Over the years since that email, I've had many agent rejections. Most have been form rejections, some personalised, some in the form of no email at all. With the exception of one agent who smartly suggested a character name change as a hot novel at the time shared that name, I've had zero applicable feedback. Zero. I've had lots of, "Not for me, but someone will love it, keep trying." I've had compliments, but not suggestions. It's a bummer.


But the other thing they all have in common? Not a single one's ever told me my writing was garbage or I should give up.


Over the years I've seen that crazy editor lady online, and I believe she even started her own freelance business. I remember once seeing her proclaim, "I don't bite," which made me snort out my coffee.

The point? It's taken me years of dedicated hard work, + craft books, articles, webinars, conferences, and workshops by professionals (aka someone who earns a living from helping others with their craft, not someone who slaps "freelance editor" on their social media) to realise and accept that your calling doesn't equal an open highway devoid of speedbumps.


Time and experience taught me 3 things:

  1. persistence is key

  2. if the road's easy, you're not learning and therefore not growing

  3. being a perfectionist means being obsessed with the opinions of people like Crazy Editor Lady, so why the hell would I ever let such a trait rule me again?
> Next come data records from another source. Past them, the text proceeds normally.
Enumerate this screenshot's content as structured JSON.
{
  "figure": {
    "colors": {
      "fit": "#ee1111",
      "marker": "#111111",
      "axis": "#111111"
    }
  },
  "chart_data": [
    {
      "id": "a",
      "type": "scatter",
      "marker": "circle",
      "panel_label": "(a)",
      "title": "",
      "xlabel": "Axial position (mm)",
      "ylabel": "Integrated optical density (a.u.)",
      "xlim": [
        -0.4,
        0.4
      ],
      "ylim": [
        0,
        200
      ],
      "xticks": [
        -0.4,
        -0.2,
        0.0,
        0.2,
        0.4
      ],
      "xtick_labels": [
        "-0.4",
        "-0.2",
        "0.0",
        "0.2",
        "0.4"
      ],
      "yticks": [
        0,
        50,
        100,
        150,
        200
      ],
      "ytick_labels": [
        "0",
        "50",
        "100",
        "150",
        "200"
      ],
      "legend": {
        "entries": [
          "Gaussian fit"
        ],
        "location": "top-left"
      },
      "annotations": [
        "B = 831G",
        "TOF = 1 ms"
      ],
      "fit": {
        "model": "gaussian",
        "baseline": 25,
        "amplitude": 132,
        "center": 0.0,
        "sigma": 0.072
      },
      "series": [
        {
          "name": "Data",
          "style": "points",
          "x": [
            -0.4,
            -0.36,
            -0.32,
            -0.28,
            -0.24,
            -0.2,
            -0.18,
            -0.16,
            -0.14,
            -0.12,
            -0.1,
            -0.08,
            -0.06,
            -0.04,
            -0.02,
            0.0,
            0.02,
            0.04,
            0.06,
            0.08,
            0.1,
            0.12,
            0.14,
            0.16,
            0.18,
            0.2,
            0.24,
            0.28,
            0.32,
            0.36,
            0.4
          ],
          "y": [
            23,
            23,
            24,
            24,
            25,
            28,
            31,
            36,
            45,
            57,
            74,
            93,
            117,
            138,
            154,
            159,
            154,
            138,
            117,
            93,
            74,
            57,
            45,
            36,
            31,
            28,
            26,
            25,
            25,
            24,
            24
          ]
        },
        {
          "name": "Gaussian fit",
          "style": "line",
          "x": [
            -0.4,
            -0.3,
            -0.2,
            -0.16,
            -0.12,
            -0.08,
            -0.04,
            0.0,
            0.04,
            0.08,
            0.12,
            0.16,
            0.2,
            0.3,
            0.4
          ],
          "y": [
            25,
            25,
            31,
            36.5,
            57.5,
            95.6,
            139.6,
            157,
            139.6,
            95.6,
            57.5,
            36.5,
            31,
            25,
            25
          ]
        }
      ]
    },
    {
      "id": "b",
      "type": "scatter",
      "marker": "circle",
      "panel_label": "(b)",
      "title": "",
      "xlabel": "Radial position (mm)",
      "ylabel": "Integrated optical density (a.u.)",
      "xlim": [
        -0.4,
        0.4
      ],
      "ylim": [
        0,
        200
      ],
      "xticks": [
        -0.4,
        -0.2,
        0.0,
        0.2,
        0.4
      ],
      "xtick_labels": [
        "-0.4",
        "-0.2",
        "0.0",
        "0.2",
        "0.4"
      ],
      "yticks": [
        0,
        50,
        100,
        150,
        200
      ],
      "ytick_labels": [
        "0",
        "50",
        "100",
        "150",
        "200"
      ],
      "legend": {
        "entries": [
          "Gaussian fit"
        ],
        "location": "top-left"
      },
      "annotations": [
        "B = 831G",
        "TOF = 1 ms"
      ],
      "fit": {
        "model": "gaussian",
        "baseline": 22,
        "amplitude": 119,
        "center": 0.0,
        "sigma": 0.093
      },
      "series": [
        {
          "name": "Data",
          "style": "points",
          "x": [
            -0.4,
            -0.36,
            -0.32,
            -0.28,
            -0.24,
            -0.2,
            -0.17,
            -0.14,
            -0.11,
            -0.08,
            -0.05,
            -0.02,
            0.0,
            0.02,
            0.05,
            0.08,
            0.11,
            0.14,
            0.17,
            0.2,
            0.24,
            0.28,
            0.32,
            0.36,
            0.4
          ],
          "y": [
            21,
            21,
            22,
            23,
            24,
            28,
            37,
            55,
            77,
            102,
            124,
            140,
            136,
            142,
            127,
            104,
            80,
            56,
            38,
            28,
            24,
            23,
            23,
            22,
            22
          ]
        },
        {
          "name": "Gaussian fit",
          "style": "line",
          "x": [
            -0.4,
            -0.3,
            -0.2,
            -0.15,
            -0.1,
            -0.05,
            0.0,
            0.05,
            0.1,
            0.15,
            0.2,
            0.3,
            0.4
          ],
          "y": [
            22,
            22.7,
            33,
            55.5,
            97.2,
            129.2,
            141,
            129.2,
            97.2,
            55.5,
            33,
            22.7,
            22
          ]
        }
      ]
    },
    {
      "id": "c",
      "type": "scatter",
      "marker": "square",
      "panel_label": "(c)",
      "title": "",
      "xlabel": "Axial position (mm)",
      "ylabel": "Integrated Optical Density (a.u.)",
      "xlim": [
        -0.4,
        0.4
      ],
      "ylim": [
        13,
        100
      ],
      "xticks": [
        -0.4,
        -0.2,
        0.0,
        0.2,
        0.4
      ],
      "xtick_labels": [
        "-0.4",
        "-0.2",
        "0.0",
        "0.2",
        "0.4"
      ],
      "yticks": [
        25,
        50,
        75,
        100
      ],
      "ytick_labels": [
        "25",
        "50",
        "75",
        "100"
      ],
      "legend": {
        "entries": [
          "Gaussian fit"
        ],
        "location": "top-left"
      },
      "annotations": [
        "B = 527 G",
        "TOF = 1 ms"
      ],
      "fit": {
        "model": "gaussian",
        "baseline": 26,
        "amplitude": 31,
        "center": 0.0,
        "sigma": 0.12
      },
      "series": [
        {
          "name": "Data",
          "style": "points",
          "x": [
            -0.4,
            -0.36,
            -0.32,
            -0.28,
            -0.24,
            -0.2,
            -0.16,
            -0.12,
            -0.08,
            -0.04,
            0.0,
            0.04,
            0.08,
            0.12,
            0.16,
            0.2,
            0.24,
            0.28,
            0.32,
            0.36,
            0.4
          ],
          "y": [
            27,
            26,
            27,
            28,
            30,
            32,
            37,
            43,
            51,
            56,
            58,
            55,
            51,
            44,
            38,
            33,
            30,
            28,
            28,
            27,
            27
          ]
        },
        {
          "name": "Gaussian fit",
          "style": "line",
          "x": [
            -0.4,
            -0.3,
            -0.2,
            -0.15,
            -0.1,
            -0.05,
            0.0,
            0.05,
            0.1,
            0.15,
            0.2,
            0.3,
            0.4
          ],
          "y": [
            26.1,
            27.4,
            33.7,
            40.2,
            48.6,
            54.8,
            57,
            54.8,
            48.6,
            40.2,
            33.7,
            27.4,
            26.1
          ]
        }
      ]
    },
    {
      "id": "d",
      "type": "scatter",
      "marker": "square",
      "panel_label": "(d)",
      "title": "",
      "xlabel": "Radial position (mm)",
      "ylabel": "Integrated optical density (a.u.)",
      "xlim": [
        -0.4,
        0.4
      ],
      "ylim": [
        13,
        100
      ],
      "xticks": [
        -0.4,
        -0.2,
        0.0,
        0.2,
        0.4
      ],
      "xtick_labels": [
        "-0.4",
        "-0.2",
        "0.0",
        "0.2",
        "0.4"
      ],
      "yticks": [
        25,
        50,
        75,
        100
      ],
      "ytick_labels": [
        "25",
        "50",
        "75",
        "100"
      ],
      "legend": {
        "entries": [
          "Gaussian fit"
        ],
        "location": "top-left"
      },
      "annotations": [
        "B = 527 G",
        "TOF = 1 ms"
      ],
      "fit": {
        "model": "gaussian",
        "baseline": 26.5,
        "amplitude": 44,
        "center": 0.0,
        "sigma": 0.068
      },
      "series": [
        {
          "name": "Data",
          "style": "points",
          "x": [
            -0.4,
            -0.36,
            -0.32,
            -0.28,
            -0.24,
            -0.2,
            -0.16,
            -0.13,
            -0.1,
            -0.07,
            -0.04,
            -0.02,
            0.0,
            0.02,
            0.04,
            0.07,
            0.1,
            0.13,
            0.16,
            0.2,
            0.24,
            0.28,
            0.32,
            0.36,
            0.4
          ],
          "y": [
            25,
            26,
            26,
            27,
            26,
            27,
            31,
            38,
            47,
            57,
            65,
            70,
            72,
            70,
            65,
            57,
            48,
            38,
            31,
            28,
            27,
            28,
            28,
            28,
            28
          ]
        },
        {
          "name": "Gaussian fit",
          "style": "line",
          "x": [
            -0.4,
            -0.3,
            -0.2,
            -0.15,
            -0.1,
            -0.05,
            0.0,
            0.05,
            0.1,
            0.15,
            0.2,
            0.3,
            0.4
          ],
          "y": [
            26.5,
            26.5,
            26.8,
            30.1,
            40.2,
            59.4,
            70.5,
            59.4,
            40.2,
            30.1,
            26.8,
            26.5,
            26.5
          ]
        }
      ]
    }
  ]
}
What's come to matter is how I feel about the work, time, and effort I put in. And 9 years and 5 manuscripts later, I'm content with my direction. Perfectionism may wrestle me down a dark alley now and then, but I just think of the futility of basing my life on everyone else's opinion—and wrestle my way back out. Because at the end of my life, I'd rather say, "I learned and grew and progressed," rather than, "I impressed that one person I didn't even like." EPILOGUE/HEA:

The manuscript that lady trashed landed me a spot as a Pitch Wars alternative, where I met my very first proper critique partner, who remains a CP and dearest friend to this day.